I have come to believe that if this had not happened to me, I would likely have gone on as a healthy, happy human being but perhaps never fully realizing the blessings that were truly mine. Today I am thankful for the use of my hands, my eyes, my ears, my mouth, my mind, and my heart. My parents tell me I had an extrasensory smile before I got sick and that I never lost my smile through it all. People react to my smile. I intend to keep that smile throughout eternity, so get used to it.
That smile reflects my attitude about life. I have had to face many challenges in my life. I have had to endure numerous physical and emotional hardships. But my positive attitude and my sense of hope for today and the future have never been diminished. My life is good, because I will have it no other way. My life is beautiful, because I choose to see life this way. We cannot control all of what happens with our bodies, and we cannot control what goes on in the world around us.
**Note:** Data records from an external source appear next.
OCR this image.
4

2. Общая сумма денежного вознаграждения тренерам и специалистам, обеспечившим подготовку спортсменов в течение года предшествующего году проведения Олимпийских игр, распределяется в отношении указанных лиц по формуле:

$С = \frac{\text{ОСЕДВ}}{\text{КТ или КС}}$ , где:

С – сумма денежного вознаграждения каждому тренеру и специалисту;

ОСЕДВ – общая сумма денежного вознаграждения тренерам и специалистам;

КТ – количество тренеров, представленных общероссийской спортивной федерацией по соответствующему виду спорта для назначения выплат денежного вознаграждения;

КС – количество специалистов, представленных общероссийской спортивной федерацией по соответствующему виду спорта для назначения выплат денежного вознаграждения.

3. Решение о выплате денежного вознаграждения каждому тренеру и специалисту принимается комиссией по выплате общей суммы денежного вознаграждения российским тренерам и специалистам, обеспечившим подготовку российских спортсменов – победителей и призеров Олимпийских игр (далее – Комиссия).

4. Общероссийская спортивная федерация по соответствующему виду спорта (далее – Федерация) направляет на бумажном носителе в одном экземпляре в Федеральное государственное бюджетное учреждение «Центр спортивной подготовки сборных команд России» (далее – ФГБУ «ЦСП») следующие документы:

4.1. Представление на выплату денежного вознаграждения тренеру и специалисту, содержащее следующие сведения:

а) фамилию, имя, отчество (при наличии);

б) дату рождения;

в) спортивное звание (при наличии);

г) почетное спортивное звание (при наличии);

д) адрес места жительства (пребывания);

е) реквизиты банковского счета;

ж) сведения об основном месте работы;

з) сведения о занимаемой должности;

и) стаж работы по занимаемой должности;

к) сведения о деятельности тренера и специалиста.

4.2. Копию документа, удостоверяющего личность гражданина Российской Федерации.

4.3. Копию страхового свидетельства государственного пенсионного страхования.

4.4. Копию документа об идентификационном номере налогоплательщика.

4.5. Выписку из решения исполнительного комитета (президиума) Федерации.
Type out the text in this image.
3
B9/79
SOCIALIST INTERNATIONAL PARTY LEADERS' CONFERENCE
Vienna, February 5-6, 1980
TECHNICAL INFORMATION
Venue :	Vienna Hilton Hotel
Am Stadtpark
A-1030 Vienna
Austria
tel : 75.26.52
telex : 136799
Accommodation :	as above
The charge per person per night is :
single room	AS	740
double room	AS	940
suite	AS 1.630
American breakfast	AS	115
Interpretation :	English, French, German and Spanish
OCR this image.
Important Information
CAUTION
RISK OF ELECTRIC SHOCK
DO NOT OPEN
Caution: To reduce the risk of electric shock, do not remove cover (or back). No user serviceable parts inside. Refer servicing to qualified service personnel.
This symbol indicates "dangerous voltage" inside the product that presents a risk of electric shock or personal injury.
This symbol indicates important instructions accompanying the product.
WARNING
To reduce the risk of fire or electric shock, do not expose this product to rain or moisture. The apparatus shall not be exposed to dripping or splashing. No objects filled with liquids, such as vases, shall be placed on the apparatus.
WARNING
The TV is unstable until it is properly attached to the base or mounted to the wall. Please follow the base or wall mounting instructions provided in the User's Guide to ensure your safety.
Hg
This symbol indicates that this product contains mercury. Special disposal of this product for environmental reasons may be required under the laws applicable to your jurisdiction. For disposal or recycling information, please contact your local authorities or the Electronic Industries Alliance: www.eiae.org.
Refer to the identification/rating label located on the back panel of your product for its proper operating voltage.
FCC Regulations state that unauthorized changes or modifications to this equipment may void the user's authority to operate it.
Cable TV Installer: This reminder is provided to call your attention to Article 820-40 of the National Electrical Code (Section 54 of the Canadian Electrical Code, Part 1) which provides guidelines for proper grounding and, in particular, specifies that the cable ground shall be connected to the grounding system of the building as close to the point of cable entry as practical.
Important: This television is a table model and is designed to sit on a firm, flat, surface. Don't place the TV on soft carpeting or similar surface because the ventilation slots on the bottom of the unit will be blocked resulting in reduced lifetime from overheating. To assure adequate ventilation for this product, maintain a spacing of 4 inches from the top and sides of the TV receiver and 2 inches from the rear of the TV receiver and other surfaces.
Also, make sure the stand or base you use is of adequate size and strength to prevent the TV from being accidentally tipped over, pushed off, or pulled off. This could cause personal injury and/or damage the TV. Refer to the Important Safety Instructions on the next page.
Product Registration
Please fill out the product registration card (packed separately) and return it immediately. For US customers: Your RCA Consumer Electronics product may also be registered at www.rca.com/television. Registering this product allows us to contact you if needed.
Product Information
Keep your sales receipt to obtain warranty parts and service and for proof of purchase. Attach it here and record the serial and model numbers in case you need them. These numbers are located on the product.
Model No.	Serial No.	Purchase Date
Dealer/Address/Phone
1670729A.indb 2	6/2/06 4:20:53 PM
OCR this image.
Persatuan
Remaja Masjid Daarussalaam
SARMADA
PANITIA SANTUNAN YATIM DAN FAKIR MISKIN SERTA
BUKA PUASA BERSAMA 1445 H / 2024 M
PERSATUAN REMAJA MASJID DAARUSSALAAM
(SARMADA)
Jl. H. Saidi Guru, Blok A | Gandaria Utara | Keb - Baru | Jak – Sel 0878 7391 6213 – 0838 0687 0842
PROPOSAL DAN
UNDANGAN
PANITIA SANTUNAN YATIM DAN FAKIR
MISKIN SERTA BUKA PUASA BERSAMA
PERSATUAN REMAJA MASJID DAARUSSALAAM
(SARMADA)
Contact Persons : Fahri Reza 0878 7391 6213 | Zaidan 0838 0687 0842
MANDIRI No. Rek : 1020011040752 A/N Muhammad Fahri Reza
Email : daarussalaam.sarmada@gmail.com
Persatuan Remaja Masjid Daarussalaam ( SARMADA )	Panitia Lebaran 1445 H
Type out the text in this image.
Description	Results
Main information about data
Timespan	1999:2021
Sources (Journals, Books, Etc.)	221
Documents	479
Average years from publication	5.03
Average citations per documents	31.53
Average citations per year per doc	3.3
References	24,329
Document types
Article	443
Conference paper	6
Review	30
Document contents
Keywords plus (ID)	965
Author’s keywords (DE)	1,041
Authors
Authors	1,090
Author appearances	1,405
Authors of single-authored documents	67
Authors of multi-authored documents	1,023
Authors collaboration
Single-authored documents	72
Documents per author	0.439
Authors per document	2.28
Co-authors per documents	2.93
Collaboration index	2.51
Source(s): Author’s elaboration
But we do control how we think about and feel about ourselves and our families and the world we live in. And it is all good; life is very very good.
My extended family is always supportive and ever close to me, as you see in my sister Donna who is here in Baltimore with me. Love you, Donna. My TMA family has fast become a huge part of my life. There are several people here Sandy, Debbie, Stephen, Doug, Adam, Chitra, Heather, and Drema to name a few who mean the world to me and get me through life with TM. I cannot forget to mention one person who is not here, Jim Lubin, who is an amazing person. His philosophy is “When life isn’t the way you like it, like it the way it is, one day at a time.” He is so inspiring to me and to everyone who knows him. I am so privileged to be able to see Jim and Helena and to spend time with them.
I am constantly blessed by a heavenly father who took this broken clay vessel and reshaped it into the woman I am today and continues to use me to reach others who need to hear what we can all become with His love and with our own minds and hearts and spirits.
I’d like to end with a favorite verse from the bible. “Consider it pure joy, whenever you face trials of many kinds, because you know that the testing of your faith develops perseverance. Perseverance must finish its work so that you may be mature and complete, not lacking anything.”